During SERVER-71198 we uncovered that the deadlock described by SERVER-71191 and SERVER-44722 could theoretically occur during index cleanup in a rollback.

Running resmoke with --suite=replica_sets jstests/replsets/rollback_index_build_start_abort.js and the attached patch will yield an invariant error. The following two lines from this backtrace are relevant:

[js_test:geo_near_bounds_overflow] Fixture status:
...
[j7:prim] | 2023-01-19T14:29:54.969+00:00 I  CONTROL  31445   [IndexBuildsCoordinatorMongod-0] "Frame","attr":\{"frame":{"a":"7FA8C4FA0649","b":"7FA8C4F56000","o":"4A649","s":"_ZN5mongo22IndexBuildsCoordinator28_cleanUpTwoPhaseAfterFailureEPNS_16OperationContextERKNS_13CollectionPtrESt10shared_ptrINS_19ReplIndexBuildStateEERKNS0_17IndexBuildOptionsERKNS_6StatusE","C":"mongo::IndexBuildsCoordinator::_cleanUpTwoPhaseAfterFailure(mongo::OperationContext*, mongo::CollectionPtr const&, std::shared_ptr<mongo::ReplIndexBuildState>, mongo::IndexBuildsCoordinator::IndexBuildOptions const&, mongo::Status const&)","s+":"1F9"}}
[j7:prim] | 2023-01-19T14:29:54.969+00:00 I  CONTROL  31445   [IndexBuildsCoordinatorMongod-0] "Frame","attr":\{"frame":{"a":"7FA8C4FABA07","b":"7FA8C4F56000","o":"55A07","s":"_ZN5mongo22IndexBuildsCoordinator16_setUpIndexBuildEPNS_16OperationContextERKNS_4UUIDENS_9TimestampERKNS0_17IndexBuildOptionsE.cold","C":"mongo::IndexBuildsCoordinator::_setUpIndexBuild(mongo::OperationContext*, mongo::UUID const&, mongo::Timestamp, mongo::IndexBuildsCoordinator::IndexBuildOptions const&) [clone .cold]","s+":"2A5"}}
...
Symbolization process completed.



 Comments   
Comment by Githook User [ 28/Mar/23 ]

Author:

{'name': 'Josef Ahmad', 'email': 'josef.ahmad@mongodb.com', 'username': 'josefahmad'}

Message: SERVER-73036 Make killOp on createIndexes interruptible by stepdown
Branch: master
https://github.com/mongodb/mongo/commit/058896012d3dc2cffeeb07cbae69d2eab8c278a1

Comment by Josef Ahmad [ 22/Mar/23 ]

The bulk of this issue is resolved as of SERVER-73294: we abort an index build via the voteAbortIndexBuild command (which loops back if the caller is the primary). Unlike the index build coordinator thread, the voteAbortIndexBuild thread is interruptible by stepdown, eliminating a necessary condition for the deadlock.

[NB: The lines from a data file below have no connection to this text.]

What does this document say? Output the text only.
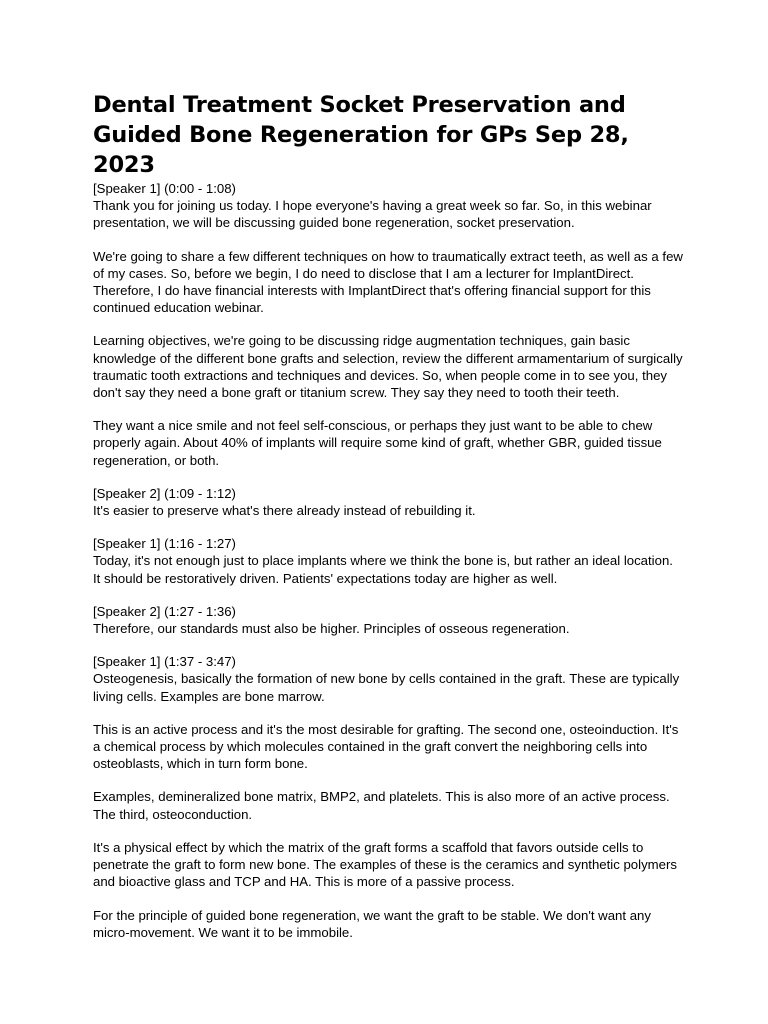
Dental Treatment Socket Preservation and Guided Bone Regeneration for GPs Sep 28, 2023
[Speaker 1] (0:00 - 1:08)
Thank you for joining us today. I hope everyone's having a great week so far. So, in this webinar presentation, we will be discussing guided bone regeneration, socket preservation.
We're going to share a few different techniques on how to traumatically extract teeth, as well as a few of my cases. So, before we begin, I do need to disclose that I am a lecturer for ImplantDirect. Therefore, I do have financial interests with ImplantDirect that's offering financial support for this continued education webinar.
Learning objectives, we're going to be discussing ridge augmentation techniques, gain basic knowledge of the different bone grafts and selection, review the different armamentarium of surgically traumatic tooth extractions and techniques and devices. So, when people come in to see you, they don't say they need a bone graft or titanium screw. They say they need to tooth their teeth.
They want a nice smile and not feel self-conscious, or perhaps they just want to be able to chew properly again. About 40% of implants will require some kind of graft, whether GBR, guided tissue regeneration, or both.
[Speaker 2] (1:09 - 1:12)
It's easier to preserve what's there already instead of rebuilding it.
[Speaker 1] (1:16 - 1:27)
Today, it's not enough just to place implants where we think the bone is, but rather an ideal location. It should be restoratively driven. Patients' expectations today are higher as well.
[Speaker 2] (1:27 - 1:36)
Therefore, our standards must also be higher. Principles of osseous regeneration.
[Speaker 1] (1:37 - 3:47)
Osteogenesis, basically the formation of new bone by cells contained in the graft. These are typically living cells. Examples are bone marrow.
This is an active process and it's the most desirable for grafting. The second one, osteoinduction. It's a chemical process by which molecules contained in the graft convert the neighboring cells into osteoblasts, which in turn form bone.
Examples, demineralized bone matrix, BMP2, and platelets. This is also more of an active process. The third, osteoconduction.
It's a physical effect by which the matrix of the graft forms a scaffold that favors outside cells to penetrate the graft to form new bone. The examples of these is the ceramics and synthetic polymers and bioactive glass and TCP and HA. This is more of a passive process.
For the principle of guided bone regeneration, we want the graft to be stable. We don't want any micro-movement. We want it to be immobile.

That said, the reproducer shows another positive when running killOp against the user's createIndexes command. This is because the client is marked as uninterruptible by stepdown. SERVER-74657 is a related ticket to revisit whether that client (among others) actually needs to be uninterruptible; I'll figure that out as part of this ticket.

Generated at Thu Feb 08 06:23:28 UTC 2024 using Jira 9.7.1#970001-sha1:2222b88b221c4928ef0de3161136cc90c8356a66.